Wednesday, July 16, 2014

Remembering some of my writers' conference in New York

      While I was at a writers' conference in  Hamilton, New York, in June, the husband sent me an email that he couldn't open his hotmail account. Now how was I supposed to help with that? It asked me a bunch of questions for secret passwords and special questions I didn't know about, or what was the subject of his recent emails--- how am I supposed to know that? Since we didn't have a phone to share, I sent him and his brothers and sister-in-law messages over Facebook. I think they eventually informed him I was trying to contact him, and through the Facebook account of his I "messaged" when to pick me up on that Thursday.
     On the third day at the writers' conference at Colgate U. I finally got to use the umbrella I had been carrying around. It was wet and the big white pine across from my window gently swayed in the wind.
     Greg Ames' reading about a older professor trying to challenge his students to many things (including arm wrestling) was hilarious. He also spoke at length about magic realism and fabulism, Kafka and Gabriel Garcia Marquez, the latter of whom read Kafka and thought you "weren't allowed" to write like that. We also read Aimee Bender's "Rememberer", a fabulistic tale, where you change just one thing, her boyfriend devolving from a person into an amoeba she puts into the sea.
I don't know if I can write like that, but it seems I can have a flair for humor, probably more than for the serious, except in the case of nonfiction. I'd love to get a nonfiction book deal!

Sunday, July 13, 2014

Sort of off the Right Track (Story of my life)
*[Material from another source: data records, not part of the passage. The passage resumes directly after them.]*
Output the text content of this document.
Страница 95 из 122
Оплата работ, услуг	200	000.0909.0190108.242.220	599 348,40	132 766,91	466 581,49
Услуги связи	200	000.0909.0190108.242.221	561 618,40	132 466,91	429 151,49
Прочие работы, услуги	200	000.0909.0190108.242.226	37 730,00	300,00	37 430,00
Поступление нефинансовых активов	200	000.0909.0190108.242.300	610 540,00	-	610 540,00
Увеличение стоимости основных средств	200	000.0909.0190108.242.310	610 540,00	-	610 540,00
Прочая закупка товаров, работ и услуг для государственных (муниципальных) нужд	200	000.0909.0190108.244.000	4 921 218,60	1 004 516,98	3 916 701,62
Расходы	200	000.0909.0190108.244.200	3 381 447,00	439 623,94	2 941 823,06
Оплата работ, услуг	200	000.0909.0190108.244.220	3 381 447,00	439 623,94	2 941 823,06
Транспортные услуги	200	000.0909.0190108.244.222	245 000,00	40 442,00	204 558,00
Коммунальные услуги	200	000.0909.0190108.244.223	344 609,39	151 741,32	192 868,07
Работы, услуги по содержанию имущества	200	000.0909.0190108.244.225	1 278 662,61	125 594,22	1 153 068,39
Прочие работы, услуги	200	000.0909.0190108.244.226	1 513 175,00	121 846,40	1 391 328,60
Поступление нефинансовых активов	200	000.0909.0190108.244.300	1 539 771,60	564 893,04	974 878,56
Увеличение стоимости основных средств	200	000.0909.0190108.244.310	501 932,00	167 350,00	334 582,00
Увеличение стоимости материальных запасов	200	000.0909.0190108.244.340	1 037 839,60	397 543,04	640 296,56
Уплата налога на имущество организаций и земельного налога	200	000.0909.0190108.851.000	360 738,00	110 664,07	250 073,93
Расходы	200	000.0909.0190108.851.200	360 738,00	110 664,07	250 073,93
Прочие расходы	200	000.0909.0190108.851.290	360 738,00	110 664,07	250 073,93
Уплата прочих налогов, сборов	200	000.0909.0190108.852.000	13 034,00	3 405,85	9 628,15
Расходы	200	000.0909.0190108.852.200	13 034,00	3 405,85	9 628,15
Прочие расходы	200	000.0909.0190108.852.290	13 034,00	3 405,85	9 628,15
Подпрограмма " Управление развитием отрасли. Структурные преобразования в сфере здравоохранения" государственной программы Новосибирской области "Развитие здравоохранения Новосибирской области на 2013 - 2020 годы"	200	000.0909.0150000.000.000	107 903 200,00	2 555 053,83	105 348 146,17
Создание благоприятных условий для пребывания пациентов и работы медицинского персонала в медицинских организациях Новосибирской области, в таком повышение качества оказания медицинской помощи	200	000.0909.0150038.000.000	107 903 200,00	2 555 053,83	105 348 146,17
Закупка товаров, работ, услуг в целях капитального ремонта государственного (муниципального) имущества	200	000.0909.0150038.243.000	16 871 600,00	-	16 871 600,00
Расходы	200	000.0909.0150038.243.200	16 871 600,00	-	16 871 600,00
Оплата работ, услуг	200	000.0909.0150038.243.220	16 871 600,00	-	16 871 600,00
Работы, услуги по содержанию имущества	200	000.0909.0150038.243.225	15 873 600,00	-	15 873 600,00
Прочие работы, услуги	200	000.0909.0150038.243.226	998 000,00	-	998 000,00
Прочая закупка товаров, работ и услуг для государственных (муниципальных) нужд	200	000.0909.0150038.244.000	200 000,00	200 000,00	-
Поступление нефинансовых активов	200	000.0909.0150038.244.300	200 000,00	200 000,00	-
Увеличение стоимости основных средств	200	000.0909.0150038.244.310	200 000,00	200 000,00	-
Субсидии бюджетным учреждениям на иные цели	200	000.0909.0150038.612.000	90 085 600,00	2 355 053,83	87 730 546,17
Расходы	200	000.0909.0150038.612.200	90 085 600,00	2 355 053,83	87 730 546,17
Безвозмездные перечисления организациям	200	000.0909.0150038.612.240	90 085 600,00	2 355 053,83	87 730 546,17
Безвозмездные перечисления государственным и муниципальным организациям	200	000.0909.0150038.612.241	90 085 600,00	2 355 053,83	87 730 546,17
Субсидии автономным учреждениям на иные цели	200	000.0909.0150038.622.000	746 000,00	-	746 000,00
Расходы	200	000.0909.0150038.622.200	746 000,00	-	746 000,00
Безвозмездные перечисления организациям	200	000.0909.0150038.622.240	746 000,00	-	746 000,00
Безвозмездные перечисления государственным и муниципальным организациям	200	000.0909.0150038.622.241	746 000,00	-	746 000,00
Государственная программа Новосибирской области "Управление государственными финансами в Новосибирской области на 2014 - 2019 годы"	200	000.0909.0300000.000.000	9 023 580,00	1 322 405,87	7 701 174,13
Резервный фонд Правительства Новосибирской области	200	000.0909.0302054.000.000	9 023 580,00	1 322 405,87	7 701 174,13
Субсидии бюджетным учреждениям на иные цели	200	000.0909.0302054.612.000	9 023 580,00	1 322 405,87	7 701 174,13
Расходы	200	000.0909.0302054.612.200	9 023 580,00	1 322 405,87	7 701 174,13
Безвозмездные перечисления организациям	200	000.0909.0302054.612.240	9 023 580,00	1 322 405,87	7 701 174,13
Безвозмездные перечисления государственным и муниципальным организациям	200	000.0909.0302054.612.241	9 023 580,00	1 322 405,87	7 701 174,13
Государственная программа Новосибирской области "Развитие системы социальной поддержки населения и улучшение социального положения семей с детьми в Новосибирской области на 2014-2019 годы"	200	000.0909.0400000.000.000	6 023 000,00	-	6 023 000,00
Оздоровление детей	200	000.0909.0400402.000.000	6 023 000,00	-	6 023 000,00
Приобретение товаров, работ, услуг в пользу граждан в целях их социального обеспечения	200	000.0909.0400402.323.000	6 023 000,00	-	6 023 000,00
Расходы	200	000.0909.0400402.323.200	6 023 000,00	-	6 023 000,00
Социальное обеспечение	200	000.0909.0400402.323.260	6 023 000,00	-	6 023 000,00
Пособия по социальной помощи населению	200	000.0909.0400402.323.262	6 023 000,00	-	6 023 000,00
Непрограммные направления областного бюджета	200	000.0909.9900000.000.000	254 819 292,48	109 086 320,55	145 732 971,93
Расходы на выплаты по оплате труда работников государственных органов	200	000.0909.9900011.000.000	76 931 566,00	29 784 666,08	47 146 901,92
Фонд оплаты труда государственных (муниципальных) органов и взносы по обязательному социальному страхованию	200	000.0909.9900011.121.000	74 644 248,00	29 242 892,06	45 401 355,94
      One never knows about life's turns. We obviously took the "wrong" turn (a right to incorrect directions from this young guy at the tubing place on the river, who obviously has no idea where "Kentland Farms" and the river put-in is) and found ourselves taking all these turns away from the river. We were planning to meet up with fellow Master Naturalists and canoe the New, and then go to a picnic at the end of the route. But the spouse was tired and after driving around there and back (like 90 minutes of our time) he said he was tired and didn't want to just go to the picnic.
    It would have been a good diversion. I spoke on the phone the other day with my oldest sister -- what  happens in Vegas, will not "stay" in Vegas. My mother has 2 grown children hanging off of her and when she passes, a big chunk of change will be gone and they will expect us to fill it back in. Well, the husband is not about to agree to this. It is stressful thinking about the chaos that will ensue after she dies. I can't even have a decent conversation with the 2 siblings in Vegas, and my mother refuses to live closer to me here. What a mess.
    But I also gotten "off track" with regards to writing my novel. I need to do something as one day the leaches will be demanding more so I need to make some more. Hopefully my mother will be around long enough that I can make some money writing and be a little help later on.

Friday, July 11, 2014

Visiting Roanoke's Taubman and R. U.

                                                         Taubman Musem, Roanoake, VA

      So,  having visitors, especially one with an injury, can present challenges. My son's girlfriend Stephanie had injured herself slipping at the area's well known "Cascades Falls," causing her to break a foot. So trying to manuever around after that wasn't that easy. We went to a movie, she went to Urgent Care and presented her Obamacare card, then we wanted to do something more active, like visit R. U. campus and go around the Taubman Museum in Roanoke. Luckily, both places  had a wheelchair we could "borrow," which was very convenient. We left the crutches with them and returned the crutches for the wheelchair later.
     And the Taubman, which is hugely airy,  had an elevator that easily got us to the second floor. On display in two big rooms were the oils of Bill Rutherfoord. He painted a lot of interesting animals from stories, such as Brer rabbit, Brer fox and Brer bear, I guess to symbolize the old South. There were also very bright colors and other things that represented corporate America, such as a boat and pelican sinking symbolizing the Gulf Oil Spill. Son Zeb said you just throw in whatever you want and say what you want it to symbolize. I didn't get the painting the side sign said was his dad looking pained because his father was a minister and the Catholic Church was giving him a hard time. In the South? I don't believe that, or his assertion in a video embedded in the wall that said the South doesn't really exist anymore. A traditional South with servants and slaves may be gone, but I think some elements still remain.
     The Taubman also had jeweled bags and tiny statues on display behind glass, some Impressionists' works, and some very traditional oils and abstract work. A fairly good variety.
We didn't have time to go to the third floor and I think the post cards, at  $1.00, were a little expensive. But the wheelchair was very convenient and Zeb pushed his girlfriend through the whole exhibition and got a workout too.